Já em 1925 – ainda Lourenço gatinhava – José Régio arriscava a sua licenciatura, apresentando à conservadora Universidade de Coimbra, uma dissertação sobre as modernas tendências da poesia portuguesa, na qual dava palco generoso aos três argonautas do Orpheu. E aí coroava Pessoa com o estatuto de Mestre. Esta dissertação seria depois publicada, com o título de Pequena História da Moderna Poesia Portuguesa, em 1941. Nesta altura, Lourenço já não andava de bibe, mas tinha apenas 18 anos e, entretanto vigorara a revista presença, de 1927 a 1940, a qual deu larguíssima atenção e palco a Pessoa e aos seus principais heterónimos. E ignorar Jacinto do Prado Coelho que, com a sua tese seminal – Diversidade e Unidade em Fernando Pessoa – deve ter feito solevar mais do que uma perturbada sobrancelha na Universidade de Lisboa, é mais ou menos tão grave como ignorar personalidades como Jorge de Sena, João Gaspar Simões, Adolfo Casais Monteiro, Teresa Rita Lopes, David Mourão-Ferreira e tantos outros (perdoem-me se os não cito) a quem a aura pessoana tanto deve.

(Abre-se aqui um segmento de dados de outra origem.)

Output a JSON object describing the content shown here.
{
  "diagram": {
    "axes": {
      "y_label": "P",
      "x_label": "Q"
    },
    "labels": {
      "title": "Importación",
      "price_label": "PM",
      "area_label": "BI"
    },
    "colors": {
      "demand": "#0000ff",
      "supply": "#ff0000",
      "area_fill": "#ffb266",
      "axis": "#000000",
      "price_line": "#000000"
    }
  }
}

Do mesmo modo, dar ao autor de Labirinto da Saudade os créditos de pioneiro solitário no desvendar de Portugal aos portugueses é cometer outra injustiça de truz: então o Antero das Causas da Decadência dos Povos Peninsulares, o Eça, que tão bem sondou as misérias, os tics e as cómicas megalomanias da sociedade portuguesa, com uma arte inigualável, o Oliveira Martins do Portugal Contemporâneo, o Miguel Torga, do belíssimo livro Portugal, dos vibrantes e inesquecíveis dezasseis volumes do Diário e dos contos admiráveis dos Novos Contos da Montanha ou o António Sérgio, dos oito límpidos e clarividentes Ensaios, além de muitas outras notáveis e corajosas intervenções, não colaboraram nada para desvendar Portugal aos portugueses? Nada disto conta? Lourenço veio pisar terra virgem? (Não foi ele quem o disse, foram os seus intemperados aduladores).

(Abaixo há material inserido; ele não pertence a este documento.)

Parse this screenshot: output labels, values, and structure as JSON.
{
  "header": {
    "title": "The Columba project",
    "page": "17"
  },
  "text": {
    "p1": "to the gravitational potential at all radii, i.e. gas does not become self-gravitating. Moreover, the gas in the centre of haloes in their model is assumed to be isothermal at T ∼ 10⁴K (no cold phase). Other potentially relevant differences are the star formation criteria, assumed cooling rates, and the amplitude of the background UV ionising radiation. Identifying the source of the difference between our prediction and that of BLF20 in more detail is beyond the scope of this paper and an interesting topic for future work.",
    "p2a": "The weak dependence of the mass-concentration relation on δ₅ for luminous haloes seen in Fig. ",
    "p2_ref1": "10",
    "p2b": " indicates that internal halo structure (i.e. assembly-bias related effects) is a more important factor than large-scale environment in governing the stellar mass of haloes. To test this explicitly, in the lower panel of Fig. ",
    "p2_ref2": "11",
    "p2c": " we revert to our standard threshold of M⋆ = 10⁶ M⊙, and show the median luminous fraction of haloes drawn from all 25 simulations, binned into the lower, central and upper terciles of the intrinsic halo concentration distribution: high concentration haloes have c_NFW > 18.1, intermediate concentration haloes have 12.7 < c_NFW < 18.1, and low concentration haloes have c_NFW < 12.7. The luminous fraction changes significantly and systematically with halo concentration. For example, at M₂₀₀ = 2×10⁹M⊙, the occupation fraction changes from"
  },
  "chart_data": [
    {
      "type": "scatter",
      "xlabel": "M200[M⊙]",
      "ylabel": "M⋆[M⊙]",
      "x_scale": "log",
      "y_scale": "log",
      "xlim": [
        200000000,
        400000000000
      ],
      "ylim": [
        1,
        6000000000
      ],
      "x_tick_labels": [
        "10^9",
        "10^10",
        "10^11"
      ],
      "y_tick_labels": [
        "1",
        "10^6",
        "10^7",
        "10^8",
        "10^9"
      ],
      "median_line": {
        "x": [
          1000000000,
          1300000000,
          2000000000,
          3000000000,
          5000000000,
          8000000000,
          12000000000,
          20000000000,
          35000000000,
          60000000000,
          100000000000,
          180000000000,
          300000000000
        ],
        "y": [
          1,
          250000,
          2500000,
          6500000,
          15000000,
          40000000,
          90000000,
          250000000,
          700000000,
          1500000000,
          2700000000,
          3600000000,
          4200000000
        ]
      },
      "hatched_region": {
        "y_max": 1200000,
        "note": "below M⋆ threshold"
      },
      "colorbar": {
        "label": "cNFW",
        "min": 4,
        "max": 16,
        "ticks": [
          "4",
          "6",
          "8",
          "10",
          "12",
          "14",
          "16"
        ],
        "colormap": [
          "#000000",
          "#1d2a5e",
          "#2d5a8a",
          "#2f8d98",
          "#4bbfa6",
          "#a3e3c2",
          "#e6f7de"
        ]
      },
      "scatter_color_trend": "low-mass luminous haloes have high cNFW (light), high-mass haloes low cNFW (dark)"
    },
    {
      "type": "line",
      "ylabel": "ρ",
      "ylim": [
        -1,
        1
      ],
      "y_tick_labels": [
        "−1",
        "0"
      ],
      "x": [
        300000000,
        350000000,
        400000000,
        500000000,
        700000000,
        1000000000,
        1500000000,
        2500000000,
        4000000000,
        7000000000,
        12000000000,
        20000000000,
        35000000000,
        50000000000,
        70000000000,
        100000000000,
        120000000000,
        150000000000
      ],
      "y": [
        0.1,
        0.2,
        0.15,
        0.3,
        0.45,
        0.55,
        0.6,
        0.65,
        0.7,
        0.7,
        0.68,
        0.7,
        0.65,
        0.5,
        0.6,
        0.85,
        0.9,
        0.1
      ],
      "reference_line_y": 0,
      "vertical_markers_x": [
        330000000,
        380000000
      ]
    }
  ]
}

Olhem que a injustiça é feio pecado e o autor do admirável Sentido e Forma da Poesia Neo-Realista não precisa de favores espúrios. Outro aspecto que gostaria de aqui sublinhar é este: Eduardo Lourenço aceitou sempre muito mal e de muito mau humor os raríssimos reparos que, em vida, confrontou. Visou sempre, com prodigioso trabalho de formiga, uma saboreada unanimidade, sem vestígios de contraditório. E conseguiu-o, o que não fica bem a um meio cultural adulto.

Nisto, não seguiu a fecunda pista de Karl Popper, que descreveu a lógica do progredir científico, por via da aceitação da “falsificação” (acto de mostrar que é falsa uma hipótese de trabalho), a qual permite passar o mais rapidamente possível, de uma hipótese revelada frágil, para outra mais competente. Entrincheirar-se o “clerc” na “sua” hipótese, como se fosse um ganho definitivo não é muito próprio de quem quer avançar no conhecimento.

O sábio Samuel Johnson, biógrafo de poetas e o autor do primeiro verdadeiro dicionário da língua inglesa, além de ser o protagonista da mais elogiada biografia de sempre (Life of Johnson, de James Boswell) foi um dia abordado por uma senhora meticulosa, a qual encontrara no Dicionário de Johnson um erro: atribuição de um sentido errado a um certo vocábulo. Intrigada, perguntou-lhe por que tinha ele cometido tal erro. O sábio respondeu com suave candura: “Ignorância, minha Senhora. Pura ignorância!” Assim falam os sábios que se não importam de errar e gostam de progredir. 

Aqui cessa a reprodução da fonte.